Whichever approach you choose, you should begin by carefully examining the notes and mini-bibliographies in your textbook for the character or tale you're writing about. Next, you need to make sure that you are actually writing a critical paper, and not a descriptive one or a summation of your source material. This means the paper must make an argument, not simply summarize what other people have said about your question. It must have a clear thesis, and plenty of concrete support, both from the primary work(s) and from appropriate sources of secondary scholarship. Make sure all sources you use (whether quoted, paraphrased, or summarized) are introduced with appropriate signal phrases and attribution and are properly documented in MLA style. I will be happy to answer any questions you have about MLA documentation.

The MLA online bibliography is available through the Dacus library web page (http://www.winthrop.edu/dacus) and will help you find secondary sources. For medieval sources, especially anonymous texts, you may find it easier to search by the name of the work rather than the author. You may wish to use online sources such as the Labyrinth, Luminarium, Online Reference Book (ORB) or Voice of the Shuttle, all available through the "resources" button on the class web page, to supplement your research in journals and books.

There are two specialized Chaucer bibliographies online. The Essential Chaucer is a selective, annotated bibliography of Chaucer studies from 1900-1984. It was first published in 1987 by G. K. Hall and Mansell Publishers Limited, and now exists online at http://colfa.utsa.edu/chaucer/, thanks to Mark Allen of the University of Texas at San Antonio. The Studies in the Age of Chaucer bibliography, also edited by Allen, covers Chaucerian scholarship since 1975 and is very, very comprehensive; access it at http://uchaucer.utsa.edu.

There are a number of bibliography sites available; the fastest way to access these is through the Chaucer Metapage at UNC Chapel Hill: http://www.unc.edu/depts/chaucer/chbib.htm


Now, what do you write your paper on?

1. RESPOND TO A CRITIC

Choose a critical controversy about a character or work, find a critic with whom you disagree or want to question, and respond to his or her position using a close study of the individual text and any secondary reading you have conducted. For instance, what do you think is going on with the Pardoner? Various critics recently have seen him as a symbol of spiritual sterility, a mouthpiece for Chaucer's repressed homosocial desires, or as a wickedly funny satirist. What do you think? If you come across a critic who also disagrees with your adversary's opinions, you may borrow those counter-arguments to supplement your own (be sure to cite all borrowed ideas), but make sure you exercise your own judgment. This should not be a summary of two opposing critics' positions; rather, use their disagreement to set up your argument. (You're the lawyer, so you make the case; the various critics are your witnesses, both supporting and opposing.)

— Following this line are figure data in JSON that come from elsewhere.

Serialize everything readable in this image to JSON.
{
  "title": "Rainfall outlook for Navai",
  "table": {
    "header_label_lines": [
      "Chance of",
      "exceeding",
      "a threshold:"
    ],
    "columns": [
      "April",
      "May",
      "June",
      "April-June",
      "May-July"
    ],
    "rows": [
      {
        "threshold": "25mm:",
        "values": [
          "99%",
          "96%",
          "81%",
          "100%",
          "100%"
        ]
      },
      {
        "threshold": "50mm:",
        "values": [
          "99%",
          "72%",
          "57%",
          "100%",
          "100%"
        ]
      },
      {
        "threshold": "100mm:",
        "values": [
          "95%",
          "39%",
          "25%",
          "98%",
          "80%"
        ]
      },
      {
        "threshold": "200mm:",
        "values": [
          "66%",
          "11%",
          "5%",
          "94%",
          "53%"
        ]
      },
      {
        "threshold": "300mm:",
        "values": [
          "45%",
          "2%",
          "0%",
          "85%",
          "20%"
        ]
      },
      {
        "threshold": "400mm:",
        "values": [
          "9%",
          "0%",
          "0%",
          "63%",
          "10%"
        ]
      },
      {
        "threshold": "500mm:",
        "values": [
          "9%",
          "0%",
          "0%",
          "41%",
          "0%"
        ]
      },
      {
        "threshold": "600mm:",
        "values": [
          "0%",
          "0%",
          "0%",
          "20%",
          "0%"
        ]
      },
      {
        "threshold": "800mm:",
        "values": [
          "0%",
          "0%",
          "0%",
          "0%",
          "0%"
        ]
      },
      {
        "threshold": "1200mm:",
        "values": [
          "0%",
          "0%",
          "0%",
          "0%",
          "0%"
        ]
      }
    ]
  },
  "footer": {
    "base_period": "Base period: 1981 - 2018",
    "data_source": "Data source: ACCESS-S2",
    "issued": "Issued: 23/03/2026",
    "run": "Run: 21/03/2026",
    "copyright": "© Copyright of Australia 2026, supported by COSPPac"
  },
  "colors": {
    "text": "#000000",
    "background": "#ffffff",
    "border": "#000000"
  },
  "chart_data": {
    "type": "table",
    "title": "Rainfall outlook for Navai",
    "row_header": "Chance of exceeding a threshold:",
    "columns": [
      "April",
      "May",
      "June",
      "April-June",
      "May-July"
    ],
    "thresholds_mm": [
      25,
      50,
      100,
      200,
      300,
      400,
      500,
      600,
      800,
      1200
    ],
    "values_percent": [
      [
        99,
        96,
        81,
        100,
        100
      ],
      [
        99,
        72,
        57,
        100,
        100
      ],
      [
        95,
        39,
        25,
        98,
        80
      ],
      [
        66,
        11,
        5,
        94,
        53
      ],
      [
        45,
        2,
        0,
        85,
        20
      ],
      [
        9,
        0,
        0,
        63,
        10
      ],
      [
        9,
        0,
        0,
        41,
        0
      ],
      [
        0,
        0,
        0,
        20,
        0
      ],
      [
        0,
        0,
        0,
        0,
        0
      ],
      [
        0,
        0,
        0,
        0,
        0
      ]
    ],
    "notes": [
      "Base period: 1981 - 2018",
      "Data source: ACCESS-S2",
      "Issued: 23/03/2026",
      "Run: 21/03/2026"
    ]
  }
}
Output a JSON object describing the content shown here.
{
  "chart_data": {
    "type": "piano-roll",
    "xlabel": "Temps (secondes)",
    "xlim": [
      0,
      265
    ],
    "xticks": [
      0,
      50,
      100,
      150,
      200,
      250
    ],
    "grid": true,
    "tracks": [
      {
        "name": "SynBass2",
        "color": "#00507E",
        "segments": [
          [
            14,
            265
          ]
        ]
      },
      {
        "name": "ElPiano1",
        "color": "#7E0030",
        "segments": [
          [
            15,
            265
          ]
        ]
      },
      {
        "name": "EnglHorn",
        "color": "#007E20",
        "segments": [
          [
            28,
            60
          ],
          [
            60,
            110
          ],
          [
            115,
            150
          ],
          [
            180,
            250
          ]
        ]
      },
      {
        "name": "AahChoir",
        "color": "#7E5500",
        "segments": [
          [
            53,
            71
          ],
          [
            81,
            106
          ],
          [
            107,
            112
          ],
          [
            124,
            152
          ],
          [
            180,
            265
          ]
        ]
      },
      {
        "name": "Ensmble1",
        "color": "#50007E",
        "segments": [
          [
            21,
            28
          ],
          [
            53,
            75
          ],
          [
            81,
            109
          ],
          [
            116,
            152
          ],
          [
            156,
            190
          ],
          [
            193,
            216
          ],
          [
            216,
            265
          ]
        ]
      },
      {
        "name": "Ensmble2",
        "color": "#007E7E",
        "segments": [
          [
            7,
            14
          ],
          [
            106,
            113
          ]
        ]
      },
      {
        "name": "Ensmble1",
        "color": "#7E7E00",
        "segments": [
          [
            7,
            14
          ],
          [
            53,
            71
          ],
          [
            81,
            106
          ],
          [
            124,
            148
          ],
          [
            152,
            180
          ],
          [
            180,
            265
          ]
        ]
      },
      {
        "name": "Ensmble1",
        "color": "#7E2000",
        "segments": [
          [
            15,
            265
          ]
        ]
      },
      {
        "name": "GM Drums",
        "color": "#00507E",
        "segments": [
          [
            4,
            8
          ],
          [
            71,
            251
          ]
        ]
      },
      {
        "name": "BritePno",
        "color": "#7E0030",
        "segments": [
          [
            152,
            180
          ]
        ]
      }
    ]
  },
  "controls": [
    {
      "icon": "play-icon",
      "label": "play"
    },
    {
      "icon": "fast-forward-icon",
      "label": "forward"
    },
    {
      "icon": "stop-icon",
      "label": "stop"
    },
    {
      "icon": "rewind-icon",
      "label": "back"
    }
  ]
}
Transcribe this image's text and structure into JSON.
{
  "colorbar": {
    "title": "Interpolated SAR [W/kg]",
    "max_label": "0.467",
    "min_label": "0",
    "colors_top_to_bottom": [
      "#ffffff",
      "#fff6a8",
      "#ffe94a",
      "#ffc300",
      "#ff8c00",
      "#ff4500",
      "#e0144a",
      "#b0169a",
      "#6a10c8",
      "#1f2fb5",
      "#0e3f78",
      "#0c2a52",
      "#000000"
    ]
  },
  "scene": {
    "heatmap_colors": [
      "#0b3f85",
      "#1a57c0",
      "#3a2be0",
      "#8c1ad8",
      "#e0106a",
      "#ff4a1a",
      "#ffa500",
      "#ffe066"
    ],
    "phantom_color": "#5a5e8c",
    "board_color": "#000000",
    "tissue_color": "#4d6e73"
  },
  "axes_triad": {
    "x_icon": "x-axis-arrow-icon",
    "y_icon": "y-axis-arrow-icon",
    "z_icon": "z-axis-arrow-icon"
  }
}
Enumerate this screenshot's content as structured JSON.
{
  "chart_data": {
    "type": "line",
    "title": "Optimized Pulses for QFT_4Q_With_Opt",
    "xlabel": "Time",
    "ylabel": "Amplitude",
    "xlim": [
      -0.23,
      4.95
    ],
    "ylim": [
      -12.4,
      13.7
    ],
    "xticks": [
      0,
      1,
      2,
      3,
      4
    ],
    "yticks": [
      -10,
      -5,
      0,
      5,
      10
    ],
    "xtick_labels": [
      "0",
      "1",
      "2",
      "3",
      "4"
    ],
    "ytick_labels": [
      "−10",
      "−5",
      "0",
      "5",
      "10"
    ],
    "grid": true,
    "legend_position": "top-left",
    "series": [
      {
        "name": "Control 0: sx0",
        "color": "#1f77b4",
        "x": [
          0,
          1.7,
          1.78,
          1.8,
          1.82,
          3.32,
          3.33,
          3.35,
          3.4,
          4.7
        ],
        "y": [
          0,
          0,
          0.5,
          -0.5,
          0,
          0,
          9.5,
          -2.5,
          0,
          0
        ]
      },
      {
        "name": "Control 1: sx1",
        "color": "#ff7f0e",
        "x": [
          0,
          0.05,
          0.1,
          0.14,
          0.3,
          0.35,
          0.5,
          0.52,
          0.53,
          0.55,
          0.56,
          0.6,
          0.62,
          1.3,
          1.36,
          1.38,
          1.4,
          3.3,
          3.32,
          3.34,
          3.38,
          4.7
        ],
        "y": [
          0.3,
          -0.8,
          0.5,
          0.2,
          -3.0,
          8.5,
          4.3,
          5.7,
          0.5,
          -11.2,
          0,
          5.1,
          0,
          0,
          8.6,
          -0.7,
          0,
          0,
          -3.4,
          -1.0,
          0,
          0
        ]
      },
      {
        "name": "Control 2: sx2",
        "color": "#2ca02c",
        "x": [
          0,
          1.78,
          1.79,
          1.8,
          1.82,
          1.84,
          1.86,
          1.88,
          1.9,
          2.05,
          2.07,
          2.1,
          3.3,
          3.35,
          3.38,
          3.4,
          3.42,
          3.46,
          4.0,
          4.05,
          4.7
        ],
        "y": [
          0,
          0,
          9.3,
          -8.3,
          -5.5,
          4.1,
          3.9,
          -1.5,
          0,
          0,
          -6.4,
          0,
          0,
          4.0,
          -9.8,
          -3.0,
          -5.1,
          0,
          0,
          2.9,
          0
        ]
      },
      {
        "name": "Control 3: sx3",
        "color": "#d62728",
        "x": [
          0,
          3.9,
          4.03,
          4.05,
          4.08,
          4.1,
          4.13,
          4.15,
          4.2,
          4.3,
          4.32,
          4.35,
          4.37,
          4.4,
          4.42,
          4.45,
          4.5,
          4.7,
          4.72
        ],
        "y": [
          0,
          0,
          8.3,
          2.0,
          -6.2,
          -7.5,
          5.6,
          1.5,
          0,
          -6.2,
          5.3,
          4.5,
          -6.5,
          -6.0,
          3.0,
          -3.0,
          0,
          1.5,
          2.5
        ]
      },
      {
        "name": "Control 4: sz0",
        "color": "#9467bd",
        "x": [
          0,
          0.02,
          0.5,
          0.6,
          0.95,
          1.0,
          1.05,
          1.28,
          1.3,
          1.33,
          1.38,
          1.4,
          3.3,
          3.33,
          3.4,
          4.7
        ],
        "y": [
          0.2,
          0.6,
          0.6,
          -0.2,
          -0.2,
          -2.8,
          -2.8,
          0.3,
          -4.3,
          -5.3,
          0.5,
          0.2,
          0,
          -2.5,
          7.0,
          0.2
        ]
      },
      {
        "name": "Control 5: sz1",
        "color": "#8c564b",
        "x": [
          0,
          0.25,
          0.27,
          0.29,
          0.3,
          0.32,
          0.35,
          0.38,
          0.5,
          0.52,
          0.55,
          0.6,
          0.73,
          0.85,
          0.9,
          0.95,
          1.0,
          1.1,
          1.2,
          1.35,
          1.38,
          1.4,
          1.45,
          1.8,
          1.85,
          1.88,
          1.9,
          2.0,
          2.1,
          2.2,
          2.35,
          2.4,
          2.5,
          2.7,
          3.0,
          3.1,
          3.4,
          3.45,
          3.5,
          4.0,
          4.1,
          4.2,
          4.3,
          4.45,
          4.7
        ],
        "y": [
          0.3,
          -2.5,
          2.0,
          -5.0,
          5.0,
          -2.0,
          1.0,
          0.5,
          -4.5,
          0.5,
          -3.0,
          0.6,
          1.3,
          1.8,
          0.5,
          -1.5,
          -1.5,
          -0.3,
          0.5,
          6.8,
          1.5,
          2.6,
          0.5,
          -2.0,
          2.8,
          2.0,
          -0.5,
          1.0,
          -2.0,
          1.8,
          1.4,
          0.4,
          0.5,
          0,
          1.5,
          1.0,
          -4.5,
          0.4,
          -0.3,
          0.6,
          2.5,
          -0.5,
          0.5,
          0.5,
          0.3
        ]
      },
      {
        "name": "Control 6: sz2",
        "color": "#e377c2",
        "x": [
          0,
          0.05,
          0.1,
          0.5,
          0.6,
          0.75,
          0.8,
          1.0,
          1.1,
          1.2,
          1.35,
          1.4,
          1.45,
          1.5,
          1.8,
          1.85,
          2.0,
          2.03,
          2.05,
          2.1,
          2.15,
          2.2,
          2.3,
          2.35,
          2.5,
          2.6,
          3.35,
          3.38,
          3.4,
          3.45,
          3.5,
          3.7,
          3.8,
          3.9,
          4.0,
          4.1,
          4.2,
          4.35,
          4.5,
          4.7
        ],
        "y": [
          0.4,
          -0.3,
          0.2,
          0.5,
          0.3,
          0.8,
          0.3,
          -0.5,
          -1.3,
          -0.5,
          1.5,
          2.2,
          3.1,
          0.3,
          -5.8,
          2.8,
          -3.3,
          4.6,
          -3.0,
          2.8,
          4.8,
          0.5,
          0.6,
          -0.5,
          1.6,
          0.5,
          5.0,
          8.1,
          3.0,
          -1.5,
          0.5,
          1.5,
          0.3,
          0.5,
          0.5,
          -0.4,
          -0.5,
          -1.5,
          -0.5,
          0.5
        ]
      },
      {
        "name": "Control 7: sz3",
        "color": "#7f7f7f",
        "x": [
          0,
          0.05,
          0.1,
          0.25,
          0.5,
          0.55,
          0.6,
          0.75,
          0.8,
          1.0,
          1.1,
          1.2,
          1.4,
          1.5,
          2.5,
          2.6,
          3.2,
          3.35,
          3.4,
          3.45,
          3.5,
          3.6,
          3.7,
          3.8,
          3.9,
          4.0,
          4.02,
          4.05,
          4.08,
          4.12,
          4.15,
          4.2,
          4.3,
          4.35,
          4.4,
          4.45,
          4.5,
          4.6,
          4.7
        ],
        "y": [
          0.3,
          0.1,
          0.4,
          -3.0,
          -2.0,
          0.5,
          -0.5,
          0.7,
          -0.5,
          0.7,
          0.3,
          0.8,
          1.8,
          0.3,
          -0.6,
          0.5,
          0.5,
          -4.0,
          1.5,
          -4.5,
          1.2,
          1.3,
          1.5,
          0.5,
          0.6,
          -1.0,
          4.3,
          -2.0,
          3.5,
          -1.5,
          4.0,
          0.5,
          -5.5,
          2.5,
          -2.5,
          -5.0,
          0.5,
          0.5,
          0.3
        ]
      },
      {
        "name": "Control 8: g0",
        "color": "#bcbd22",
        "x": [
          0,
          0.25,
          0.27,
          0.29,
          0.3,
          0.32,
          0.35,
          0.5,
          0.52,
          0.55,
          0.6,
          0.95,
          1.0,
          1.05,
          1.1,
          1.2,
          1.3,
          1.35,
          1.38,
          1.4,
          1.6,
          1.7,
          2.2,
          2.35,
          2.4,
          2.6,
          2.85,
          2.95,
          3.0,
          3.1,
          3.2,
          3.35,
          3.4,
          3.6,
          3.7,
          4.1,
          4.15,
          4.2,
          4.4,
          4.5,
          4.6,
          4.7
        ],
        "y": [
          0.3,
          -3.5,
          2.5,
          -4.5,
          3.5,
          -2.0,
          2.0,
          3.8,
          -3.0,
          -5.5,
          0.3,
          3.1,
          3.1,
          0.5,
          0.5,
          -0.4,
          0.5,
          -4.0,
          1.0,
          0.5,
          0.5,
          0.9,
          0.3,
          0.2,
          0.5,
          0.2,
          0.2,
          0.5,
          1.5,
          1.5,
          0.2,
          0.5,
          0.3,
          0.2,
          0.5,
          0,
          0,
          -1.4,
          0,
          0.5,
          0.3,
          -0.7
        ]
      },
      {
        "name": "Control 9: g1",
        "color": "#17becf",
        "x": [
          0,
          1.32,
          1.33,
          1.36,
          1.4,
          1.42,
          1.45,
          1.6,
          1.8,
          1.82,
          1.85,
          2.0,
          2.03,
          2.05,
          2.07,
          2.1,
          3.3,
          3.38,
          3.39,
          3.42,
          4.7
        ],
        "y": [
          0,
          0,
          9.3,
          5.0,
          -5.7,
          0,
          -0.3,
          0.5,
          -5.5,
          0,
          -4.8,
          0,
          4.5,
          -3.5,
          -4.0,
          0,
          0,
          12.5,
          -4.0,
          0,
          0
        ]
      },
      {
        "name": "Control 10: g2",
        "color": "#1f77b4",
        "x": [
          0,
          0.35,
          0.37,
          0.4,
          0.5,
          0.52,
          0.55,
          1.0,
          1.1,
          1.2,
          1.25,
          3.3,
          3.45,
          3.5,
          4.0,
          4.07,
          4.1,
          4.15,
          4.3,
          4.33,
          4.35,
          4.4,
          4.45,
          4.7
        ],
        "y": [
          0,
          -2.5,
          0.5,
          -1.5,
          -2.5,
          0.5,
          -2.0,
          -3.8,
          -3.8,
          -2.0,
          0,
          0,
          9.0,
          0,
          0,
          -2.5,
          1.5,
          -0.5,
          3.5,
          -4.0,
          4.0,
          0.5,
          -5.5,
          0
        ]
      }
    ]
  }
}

2. THEMATIC/INTERPRETATIVE QUESTION

Choose a single tale or work (or at most, compare two works) and ask a particular, pointed question about it: for instance, what is Chaucer's attitude to courtly love in The Knight's Tale? To what extent does Boethius inform Troilus and Criseyde? Then try to answer it, exploring the many possible answers that most good questions have. Use the sources you find to support your answer, as you would use witnesses when making a case in a court trial; don’t turn the paper into a collection of ‘Crane says...’ and ‘Shoaf says...’ and ‘Carruthers says...’ paragraphs that aren’t supporting some point you want to make. (Rule of thumb: you want the grade, you make the case.) Cchoose a thesis that lends itself to focused discussion. "Chaucer the Feminist" is a book; ‘The Roles of Damsels in Distress in the Marriage Group" is a paper topic. I will expect you to discuss some primary works of literature in detail; no papers without direct quotes!

Remember, too, the distinction between a descriptive thesis "Women play three principal roles in The Canterbury Tales" and a critical thesis: "The three kinds of roles assigned to female characters in the Canterbury Tales point to the ambiguous status of women in late fourteenth century England." A critical thesis is generally necessary for a critical paper. Hint, hint!